Formação tem lugar nos Mosteiros

Cerca de uma centena de jovens, entre os 10 e os 30 anos, participa no 2º Encontro Diocesano de Acólitos, que se realiza no próximo dia 16 de agosto, nos Mosteiros, na ilha de São Miguel, informa uma nota a que o Portal da Diocese teve acesso esta quarta-feira.

O encontro de “formação” tem como tema central a vivência da Alegria do Evangelho, na sequência das propostas feitas pelo Papa Francisco na Exortação Apostólica do inicio do pontificado, e será ministrada pelo Diretor do Serviço Diocesano para a Liturgia, Pe Marco Luciano e pelo pároco dos Mosteiros, Pe Marco Sérgio Tavares.

A formação será repartida em três partes: uma mais “prática para colocar os acólitos em contacto com as alfaias litúrgicas”, outra de formação espiritual e, finalmente, o convívio.

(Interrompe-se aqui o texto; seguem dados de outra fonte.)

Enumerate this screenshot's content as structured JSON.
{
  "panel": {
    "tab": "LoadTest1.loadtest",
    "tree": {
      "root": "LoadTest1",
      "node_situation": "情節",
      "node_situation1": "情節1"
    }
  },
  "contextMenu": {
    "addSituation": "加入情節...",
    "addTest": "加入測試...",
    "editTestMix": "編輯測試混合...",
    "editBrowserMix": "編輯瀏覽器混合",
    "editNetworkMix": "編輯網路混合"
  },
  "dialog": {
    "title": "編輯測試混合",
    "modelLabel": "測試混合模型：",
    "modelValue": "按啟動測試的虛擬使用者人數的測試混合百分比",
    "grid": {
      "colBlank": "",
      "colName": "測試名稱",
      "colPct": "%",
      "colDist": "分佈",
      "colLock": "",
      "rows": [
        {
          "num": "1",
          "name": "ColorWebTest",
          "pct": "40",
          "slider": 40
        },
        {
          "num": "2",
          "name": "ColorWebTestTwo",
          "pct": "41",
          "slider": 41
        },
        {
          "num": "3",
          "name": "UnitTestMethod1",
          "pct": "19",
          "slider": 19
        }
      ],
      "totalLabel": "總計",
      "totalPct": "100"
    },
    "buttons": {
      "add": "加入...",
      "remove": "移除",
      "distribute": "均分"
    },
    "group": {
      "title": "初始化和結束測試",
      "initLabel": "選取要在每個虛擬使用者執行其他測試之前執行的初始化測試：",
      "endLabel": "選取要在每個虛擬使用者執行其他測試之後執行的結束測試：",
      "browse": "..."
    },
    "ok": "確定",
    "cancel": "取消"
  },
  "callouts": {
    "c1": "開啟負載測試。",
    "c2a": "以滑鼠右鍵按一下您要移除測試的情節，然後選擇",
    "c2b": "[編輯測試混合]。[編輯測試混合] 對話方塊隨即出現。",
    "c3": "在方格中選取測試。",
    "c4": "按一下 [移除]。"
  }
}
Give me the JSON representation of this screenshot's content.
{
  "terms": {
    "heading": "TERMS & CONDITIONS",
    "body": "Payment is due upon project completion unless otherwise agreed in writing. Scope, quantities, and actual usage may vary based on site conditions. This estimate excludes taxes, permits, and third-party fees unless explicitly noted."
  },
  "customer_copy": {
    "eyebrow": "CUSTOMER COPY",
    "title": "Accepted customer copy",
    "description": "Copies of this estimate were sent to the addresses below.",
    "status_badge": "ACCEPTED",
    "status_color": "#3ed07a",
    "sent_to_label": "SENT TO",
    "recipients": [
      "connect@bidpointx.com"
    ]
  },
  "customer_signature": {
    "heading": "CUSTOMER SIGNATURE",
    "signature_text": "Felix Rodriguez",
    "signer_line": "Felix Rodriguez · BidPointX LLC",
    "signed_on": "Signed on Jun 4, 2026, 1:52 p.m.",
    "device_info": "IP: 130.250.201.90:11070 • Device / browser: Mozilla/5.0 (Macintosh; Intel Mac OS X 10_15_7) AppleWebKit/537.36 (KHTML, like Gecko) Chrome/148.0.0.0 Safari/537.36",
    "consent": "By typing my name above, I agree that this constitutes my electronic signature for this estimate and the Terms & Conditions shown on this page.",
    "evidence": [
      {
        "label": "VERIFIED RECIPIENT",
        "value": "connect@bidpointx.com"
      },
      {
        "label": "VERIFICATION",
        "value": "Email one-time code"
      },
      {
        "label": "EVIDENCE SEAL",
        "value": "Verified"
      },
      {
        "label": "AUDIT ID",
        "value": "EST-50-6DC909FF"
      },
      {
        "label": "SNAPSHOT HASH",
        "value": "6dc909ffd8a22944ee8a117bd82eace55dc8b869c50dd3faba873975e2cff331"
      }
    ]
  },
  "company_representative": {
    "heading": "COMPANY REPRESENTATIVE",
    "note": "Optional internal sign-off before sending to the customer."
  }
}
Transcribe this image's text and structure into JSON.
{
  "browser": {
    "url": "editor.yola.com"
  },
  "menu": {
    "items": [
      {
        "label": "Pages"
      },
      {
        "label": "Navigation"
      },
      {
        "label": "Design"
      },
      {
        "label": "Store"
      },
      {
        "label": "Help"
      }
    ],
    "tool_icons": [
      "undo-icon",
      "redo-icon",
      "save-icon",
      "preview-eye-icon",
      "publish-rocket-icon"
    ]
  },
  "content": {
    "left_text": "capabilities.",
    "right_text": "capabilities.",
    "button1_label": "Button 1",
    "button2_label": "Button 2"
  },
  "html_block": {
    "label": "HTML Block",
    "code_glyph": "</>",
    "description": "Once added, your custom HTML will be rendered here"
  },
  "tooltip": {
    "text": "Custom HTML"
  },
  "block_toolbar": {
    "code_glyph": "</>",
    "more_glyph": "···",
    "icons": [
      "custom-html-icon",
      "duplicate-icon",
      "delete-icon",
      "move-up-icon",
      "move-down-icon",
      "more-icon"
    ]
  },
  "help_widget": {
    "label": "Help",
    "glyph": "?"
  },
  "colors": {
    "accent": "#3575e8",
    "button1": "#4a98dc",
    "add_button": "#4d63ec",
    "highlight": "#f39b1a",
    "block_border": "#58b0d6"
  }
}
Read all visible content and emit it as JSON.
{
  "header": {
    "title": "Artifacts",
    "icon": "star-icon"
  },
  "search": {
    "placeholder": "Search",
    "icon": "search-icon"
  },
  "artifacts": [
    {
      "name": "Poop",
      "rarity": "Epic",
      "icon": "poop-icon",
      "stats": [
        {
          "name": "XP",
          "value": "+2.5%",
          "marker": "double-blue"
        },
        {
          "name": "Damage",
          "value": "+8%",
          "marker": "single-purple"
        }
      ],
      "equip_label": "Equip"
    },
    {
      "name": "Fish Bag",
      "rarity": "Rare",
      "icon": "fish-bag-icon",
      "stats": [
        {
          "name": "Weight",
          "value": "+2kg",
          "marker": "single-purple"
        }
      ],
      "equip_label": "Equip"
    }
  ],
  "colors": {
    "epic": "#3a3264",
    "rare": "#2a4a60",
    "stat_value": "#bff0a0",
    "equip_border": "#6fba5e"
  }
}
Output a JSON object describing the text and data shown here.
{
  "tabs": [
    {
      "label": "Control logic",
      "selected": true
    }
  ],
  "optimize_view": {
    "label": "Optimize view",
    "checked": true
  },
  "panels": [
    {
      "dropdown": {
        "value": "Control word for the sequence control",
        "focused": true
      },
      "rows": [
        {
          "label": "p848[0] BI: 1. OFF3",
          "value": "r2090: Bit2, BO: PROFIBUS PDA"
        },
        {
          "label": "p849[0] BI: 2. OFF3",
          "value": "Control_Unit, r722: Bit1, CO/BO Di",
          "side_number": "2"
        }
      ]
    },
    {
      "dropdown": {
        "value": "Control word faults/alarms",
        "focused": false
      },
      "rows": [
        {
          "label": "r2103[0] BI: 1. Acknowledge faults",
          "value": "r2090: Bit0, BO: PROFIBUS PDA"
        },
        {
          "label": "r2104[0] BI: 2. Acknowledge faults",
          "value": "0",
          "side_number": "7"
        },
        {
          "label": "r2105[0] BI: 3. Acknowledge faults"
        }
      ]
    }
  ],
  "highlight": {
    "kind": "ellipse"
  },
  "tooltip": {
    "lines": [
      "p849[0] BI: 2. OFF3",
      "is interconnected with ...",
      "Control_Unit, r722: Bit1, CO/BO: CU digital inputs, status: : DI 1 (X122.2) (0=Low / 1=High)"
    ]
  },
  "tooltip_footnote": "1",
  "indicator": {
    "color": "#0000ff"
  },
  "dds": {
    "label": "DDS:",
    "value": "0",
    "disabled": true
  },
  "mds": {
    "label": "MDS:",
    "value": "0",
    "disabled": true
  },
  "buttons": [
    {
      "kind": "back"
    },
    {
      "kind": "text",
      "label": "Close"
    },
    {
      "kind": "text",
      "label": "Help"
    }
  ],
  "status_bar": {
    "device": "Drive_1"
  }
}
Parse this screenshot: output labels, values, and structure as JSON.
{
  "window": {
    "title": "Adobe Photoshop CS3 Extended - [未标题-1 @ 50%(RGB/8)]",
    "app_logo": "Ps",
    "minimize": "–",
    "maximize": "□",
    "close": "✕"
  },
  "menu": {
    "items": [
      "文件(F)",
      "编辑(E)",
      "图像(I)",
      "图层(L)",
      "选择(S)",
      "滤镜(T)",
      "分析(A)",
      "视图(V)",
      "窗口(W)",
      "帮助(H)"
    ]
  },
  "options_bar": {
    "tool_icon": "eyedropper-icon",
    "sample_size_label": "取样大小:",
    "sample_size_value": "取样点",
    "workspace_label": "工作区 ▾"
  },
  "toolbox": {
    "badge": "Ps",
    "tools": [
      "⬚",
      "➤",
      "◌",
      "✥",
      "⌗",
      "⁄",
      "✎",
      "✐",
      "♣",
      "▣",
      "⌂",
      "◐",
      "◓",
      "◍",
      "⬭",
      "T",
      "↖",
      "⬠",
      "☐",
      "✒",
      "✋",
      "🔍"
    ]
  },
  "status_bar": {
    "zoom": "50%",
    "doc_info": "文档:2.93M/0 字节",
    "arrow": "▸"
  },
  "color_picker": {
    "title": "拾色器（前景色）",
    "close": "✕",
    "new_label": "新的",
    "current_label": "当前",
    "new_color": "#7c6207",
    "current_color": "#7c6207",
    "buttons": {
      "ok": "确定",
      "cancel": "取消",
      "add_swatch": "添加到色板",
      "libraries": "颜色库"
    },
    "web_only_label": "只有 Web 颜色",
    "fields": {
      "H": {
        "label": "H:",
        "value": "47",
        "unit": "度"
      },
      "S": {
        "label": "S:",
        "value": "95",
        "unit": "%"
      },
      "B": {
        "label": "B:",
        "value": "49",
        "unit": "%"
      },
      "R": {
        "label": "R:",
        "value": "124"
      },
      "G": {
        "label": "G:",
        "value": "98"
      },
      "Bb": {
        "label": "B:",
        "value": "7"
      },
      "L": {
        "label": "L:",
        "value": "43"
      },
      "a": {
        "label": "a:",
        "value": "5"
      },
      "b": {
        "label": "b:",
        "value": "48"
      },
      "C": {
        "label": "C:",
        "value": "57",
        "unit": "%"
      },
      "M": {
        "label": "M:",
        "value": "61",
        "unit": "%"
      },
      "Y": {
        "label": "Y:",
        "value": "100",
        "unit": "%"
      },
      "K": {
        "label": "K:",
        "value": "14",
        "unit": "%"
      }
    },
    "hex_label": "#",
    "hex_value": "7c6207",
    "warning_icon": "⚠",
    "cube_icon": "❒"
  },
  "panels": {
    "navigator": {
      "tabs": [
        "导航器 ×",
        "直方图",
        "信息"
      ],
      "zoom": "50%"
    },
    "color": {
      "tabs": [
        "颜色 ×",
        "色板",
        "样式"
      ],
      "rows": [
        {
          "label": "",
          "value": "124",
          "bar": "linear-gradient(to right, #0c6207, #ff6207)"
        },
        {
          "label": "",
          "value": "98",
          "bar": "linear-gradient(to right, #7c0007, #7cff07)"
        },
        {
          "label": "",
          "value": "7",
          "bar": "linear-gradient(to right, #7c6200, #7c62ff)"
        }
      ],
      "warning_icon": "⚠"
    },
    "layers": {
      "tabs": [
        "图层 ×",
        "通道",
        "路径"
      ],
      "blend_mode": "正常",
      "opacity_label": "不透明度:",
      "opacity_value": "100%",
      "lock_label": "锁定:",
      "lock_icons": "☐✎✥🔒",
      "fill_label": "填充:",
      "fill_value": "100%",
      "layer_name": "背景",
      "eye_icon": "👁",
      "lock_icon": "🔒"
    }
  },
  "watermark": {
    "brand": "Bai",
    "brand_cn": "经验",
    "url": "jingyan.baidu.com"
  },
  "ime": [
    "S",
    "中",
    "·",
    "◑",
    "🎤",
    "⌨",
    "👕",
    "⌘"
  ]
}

Durante a formação serão ministrados conhecimentos sobre os nomes das alfaias litúrgicas, os paramentos, as cores dos paramentos de acordo com os vários momentos, os livros litúrgicos e, sobretudo, como acolitar.

 

“A parte prática é muito importante porque os acólitos têm de saber estar numa celebração e para isso precisam de conhecer e de saber qual é o seu lugar e qual a função de cada alfaia especifica”, sublinha o responsável diocesano Marco Luciano.

Durante a formação haverá um momento de adoração eucarística onde existirá uma invocação muito especial das crianças, dos jovens e dos adultos perseguidos por causa da religião.

“Vamos juntar-nos a esse pedido de oração feito pelo Santo Padre no sentido de que o Espirito Santo possa permitir que estas pessoas não sejam impedidas de viver a sua fé em plena liberdade”, acrescentou o Pe Marco Luciano lembrando que se trata de uma oração pelos cristãos do Iraque, da Siria mas que “também retrata as sucessivas perseguições ao longo da história desde os primórdios”.

O Segundo Encontro terminará com a celebração da Eucaristia e um convívio.

A organização quer levar esta iniciativa a todas as ilhas de forma a que se “promova uma verdadeira formação para todos aqueles que acolitam nas celebrações”.

O primeiro encontro decorreu no Pico. O facto da Diocese de Angra ser geograficamente dispersa “implica que tenhamos de fazer este esforço de formação continua levando-a a cada uma das ilhas pois as deslocações ainda têm um custo elevado”, remata o responsável diocesano pela pastoral litúrgica.